Stofflet was then informed that he had been named, and though he muttered some expressions as to his own want of the necessary qualifications, he was evidently well pleased that the choice had fallen on him.

And now the last of the lot was to be chosen. As the two last names had been mentioned, Denot’s brow had grown blacker and blacker. Henri Larochejaquelin, during the whole proceeding, had been walking about the room, sitting now in one place, and now in another. At the present moment, he was sitting next to Adolphe, who, when Stofflet’s name was mentioned, whispered to him, but almost audibly:

“Gracious heaven! Stofflet!—the whole affair is becoming discreditable. How can any gentleman serve under such a man as that?”

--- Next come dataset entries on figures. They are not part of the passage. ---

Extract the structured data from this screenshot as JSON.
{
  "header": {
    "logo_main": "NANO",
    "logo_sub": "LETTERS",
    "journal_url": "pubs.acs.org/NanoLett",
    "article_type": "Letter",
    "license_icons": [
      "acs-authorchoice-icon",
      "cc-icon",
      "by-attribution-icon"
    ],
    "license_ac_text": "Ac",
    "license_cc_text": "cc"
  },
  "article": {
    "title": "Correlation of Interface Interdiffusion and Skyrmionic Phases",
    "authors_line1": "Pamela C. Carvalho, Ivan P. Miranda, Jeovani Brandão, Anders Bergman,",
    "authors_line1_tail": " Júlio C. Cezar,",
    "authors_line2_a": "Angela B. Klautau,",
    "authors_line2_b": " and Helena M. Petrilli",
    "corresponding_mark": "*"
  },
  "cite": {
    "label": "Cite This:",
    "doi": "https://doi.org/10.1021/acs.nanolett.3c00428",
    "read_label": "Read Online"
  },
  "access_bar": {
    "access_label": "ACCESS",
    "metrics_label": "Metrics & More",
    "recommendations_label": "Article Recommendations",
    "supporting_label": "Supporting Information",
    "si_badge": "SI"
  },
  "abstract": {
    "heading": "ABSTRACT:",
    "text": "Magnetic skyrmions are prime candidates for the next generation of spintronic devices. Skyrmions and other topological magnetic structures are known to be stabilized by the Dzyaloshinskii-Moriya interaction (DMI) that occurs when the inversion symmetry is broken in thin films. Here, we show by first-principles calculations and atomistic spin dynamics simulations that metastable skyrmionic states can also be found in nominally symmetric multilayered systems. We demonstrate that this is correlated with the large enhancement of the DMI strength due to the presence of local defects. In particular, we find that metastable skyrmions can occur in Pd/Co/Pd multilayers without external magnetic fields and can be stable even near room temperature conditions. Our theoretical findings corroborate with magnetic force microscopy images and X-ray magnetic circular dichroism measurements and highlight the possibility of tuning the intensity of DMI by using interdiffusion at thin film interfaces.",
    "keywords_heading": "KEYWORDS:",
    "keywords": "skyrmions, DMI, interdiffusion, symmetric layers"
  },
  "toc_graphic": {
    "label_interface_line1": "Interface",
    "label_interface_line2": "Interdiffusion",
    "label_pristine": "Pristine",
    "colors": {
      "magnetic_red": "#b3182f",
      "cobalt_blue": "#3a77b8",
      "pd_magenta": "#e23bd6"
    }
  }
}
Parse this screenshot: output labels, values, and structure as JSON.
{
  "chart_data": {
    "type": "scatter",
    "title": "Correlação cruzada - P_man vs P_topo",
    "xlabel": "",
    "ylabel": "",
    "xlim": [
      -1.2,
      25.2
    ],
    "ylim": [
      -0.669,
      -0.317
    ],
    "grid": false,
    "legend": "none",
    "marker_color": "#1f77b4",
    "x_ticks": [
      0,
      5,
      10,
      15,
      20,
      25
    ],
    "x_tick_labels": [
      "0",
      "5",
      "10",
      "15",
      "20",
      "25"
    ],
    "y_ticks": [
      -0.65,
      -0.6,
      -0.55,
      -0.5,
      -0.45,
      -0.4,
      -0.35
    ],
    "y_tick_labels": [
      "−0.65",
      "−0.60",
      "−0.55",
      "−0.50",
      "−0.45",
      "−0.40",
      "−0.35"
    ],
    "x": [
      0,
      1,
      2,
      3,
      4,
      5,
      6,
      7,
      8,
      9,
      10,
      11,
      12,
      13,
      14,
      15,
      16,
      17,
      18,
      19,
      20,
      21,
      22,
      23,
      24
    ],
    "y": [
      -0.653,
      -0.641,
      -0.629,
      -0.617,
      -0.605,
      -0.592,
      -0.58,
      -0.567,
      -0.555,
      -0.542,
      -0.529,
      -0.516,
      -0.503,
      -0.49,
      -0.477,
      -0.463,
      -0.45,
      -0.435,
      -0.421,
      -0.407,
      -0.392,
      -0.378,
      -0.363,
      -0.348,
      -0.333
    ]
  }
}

“You think too much of rank, Adolphe,” said Henri; “we should entirely forget all distinctions of person now; unless we do so we can never succeed.”

“But do you think we are more likely to set the King upon his throne, by making such a brute as that a General? I wonder whom our Commander-in-Chief will choose next—Foret, I suppose.”

After having again consulted for some time, Bonchamps said to Cathelineau: “I do not think you can do better than name Adolphe Denot.”